19 Zeg tot hem: Zo spreekt Jahweh! Komt ge na de moord de erfenis in bezit nemen? Zo spreekt Jahweh! Op de plaats, waar de honden het bloed van Nabot hebben gelikt, zullen ze ook het uwe oplikken.
Tu lui parleras en ces termes: Ainsi a dit l’Eternel: Quoi! Tu as assassiné et maintenant tu prends possession! Ainsi parle l’Eternel: A cette même place où les chiens ont léché le sang de Naboth, ils lécheront aussi le tien."
20 Maar Achab snauwde Elias toe: Weet mijn vijand mij weer te vinden? Hij antwoordde: Ja; maar enkel omdat ge u vermeten hebt, kwaad te doen in de ogen van Jahweh.
Achab dit à Elie: "Tu m’as donc atteint, ô mon ennemi? Je t’ai atteint, répondit-il, parce que tu t’es livré toi-même en faisant ce qui déplaît à l’Eternel.
21 En nu, zo spreekt Jahweh! Ik zal onheil over u brengen en u wegvagen; al wat man is in Achabs huis, slaaf of vrije, zal Ik uit Israël verdelgen.
Eh bien! Moi, (dit l’Eternel), je susciterai le malheur contre toi, je balaierai tes derniers vestiges, je ne laisserai point subsister d’Achab la plus infime créature, ni retraite, ni ressources en Israël.
22 Met uw huis zal Ik handelen als met het huis van Jeroboam, den zoon van Nabat, en als met het huis van Basja, den zoon van Achi-ja, omdat ge Mij hebt getergd en Israël tot zonde hebt verleid.
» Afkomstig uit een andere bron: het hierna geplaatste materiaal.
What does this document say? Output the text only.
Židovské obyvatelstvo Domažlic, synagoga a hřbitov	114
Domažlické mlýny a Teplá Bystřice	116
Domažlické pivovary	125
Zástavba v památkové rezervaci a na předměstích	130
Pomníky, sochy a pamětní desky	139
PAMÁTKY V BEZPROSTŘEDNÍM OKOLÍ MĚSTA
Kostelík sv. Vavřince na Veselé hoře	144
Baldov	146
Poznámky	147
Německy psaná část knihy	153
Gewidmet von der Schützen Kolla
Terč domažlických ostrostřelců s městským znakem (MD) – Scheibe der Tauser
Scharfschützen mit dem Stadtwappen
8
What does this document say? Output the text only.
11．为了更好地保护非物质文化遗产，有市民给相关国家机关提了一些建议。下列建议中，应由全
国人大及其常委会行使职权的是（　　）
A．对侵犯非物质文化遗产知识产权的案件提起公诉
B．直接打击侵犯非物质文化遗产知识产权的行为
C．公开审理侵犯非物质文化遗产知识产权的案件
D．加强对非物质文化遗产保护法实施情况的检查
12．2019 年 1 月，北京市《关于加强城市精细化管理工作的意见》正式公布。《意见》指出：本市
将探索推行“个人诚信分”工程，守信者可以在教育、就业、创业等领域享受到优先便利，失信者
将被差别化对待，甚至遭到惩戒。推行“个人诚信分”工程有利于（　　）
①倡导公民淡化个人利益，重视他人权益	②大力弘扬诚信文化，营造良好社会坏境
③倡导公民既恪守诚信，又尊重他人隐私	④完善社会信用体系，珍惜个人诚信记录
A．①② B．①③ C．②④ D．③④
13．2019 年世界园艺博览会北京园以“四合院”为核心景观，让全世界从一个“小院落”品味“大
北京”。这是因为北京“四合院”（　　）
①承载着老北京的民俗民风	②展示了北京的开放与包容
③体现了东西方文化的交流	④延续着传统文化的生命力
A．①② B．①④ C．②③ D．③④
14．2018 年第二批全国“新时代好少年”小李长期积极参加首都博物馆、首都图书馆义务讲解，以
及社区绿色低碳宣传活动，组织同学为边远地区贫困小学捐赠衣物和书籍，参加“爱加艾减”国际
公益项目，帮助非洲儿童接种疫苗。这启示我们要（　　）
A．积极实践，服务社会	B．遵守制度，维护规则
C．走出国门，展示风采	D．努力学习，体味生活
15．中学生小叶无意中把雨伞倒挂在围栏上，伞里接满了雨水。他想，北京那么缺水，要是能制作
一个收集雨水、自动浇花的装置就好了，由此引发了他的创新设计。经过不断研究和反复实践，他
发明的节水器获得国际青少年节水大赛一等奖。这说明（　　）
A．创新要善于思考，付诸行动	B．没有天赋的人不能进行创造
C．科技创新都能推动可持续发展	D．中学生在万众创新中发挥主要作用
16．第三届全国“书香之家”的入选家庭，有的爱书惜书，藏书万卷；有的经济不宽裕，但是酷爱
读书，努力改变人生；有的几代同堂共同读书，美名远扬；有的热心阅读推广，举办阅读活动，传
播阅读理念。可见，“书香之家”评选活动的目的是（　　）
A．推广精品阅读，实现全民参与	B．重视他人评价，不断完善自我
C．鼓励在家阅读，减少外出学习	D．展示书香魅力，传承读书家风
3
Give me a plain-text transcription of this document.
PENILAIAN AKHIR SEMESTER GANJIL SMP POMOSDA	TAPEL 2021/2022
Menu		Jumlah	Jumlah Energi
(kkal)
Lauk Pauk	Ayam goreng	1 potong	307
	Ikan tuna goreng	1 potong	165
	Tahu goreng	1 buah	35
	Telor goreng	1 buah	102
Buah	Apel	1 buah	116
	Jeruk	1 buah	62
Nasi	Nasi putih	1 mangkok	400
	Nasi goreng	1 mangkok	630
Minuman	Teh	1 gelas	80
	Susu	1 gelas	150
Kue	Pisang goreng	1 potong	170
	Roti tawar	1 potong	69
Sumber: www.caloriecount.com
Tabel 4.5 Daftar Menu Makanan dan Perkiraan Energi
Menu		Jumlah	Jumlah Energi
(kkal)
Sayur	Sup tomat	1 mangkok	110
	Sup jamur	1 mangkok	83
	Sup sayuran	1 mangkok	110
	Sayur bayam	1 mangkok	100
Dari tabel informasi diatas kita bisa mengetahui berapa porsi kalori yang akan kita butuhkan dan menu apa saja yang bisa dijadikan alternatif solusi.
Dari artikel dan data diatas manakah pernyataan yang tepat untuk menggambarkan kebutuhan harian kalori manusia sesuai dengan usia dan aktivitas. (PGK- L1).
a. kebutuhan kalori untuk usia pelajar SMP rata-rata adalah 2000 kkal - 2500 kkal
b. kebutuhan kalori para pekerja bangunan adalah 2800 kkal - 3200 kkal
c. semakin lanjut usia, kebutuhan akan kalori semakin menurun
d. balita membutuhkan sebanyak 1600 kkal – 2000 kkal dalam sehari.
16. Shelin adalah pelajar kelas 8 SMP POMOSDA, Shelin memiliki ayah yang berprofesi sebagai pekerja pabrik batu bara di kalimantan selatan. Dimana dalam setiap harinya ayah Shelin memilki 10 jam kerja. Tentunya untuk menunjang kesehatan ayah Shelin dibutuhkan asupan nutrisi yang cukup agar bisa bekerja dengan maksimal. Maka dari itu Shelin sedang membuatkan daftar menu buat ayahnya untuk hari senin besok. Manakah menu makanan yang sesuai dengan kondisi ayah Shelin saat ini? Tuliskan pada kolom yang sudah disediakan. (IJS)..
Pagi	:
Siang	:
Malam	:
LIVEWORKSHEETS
Bref, je traiterai ta maison comme celle de Jéroboam, fils de Nebat, et comme celle de Baasa, fils d’Ahiyya, parce que tu as provoqué mon irritation et fait pécher Israël.
23 En tot Izébel spreekt Jahweh: De honden zullen Izébel verslinden op de open plaats voor Jizreël!
Et sur Jézabel aussi le Seigneur a dit cette parole: Les chiens dévoreront Jézabel dans le territoire de Jezreël.
24 Sterft er iemand van Achab in de stad, dan zullen de honden hem verslinden; en sterft iemand van hem op het land, dan zullen de vogels uit de lucht het doen!
Ceux d’Achab qui mourront dans la ville seront dévorés par les chiens, et ceux qui mourront dans la campagne seront la proie des oiseaux du ciel."
25 Want nooit heeft iemand zich als Achab vermeten, om kwaad te doen in de ogen van Jahweh, hiertoe verleid door Izébel, zijn vrouw;
En vérité, personne encore ne s’était, comme Achab, adonné à faire ce qui déplaît à l’Eternel, entraîné qu’il fut par sa femme Jézabel.
26 schandelijk heeft hij zich gedragen door waangoden te dienen, juist zoals de Amorieten deden, die Jahweh voor Israël heeft verjaagd.
Il commit force abominations, en adoptant le culte des impures idoles, comme avaient fait les Amorréens, que l’Eternel avait dépossédés en faveur des enfants d’Israël.
27 Toen Achab deze bedreiging vernam, scheurde hij zijn klederen, trok een boetekleed aan en vastte; hij legde zich zelfs in het boetekleed te ruste, en liep peinzend rond.
Lorsque Achab entendit ces paroles, il déchira ses vêtements, se couvrit le corps d’un cilice et jeûna; il coucha dans ce cilice, et se traînait en marchant.
28 Nu werd het woord van Jahweh tot Elias uit Tisjbe gericht:
Alors l’Eternel s’adressa en ces termes à Elie, le Tisbite:
29 Hebt gij gezien, hoe Achab zich voor Mij heeft vernederd? Omdat hij zich voor Mij heeft vernederd, zal Ik hem het onheil niet tijdens zijn leven overzenden, maar onder zijn zoon zal Ik het over zijn huis doen neerkomen.
"Tu as vu comme Achab s’est humilié devant moi! Pour prix de cette humilité, je ne susciterai pas le malheur sous son règne; c’est du temps de son fils que je susciterai le malheur sur sa maison."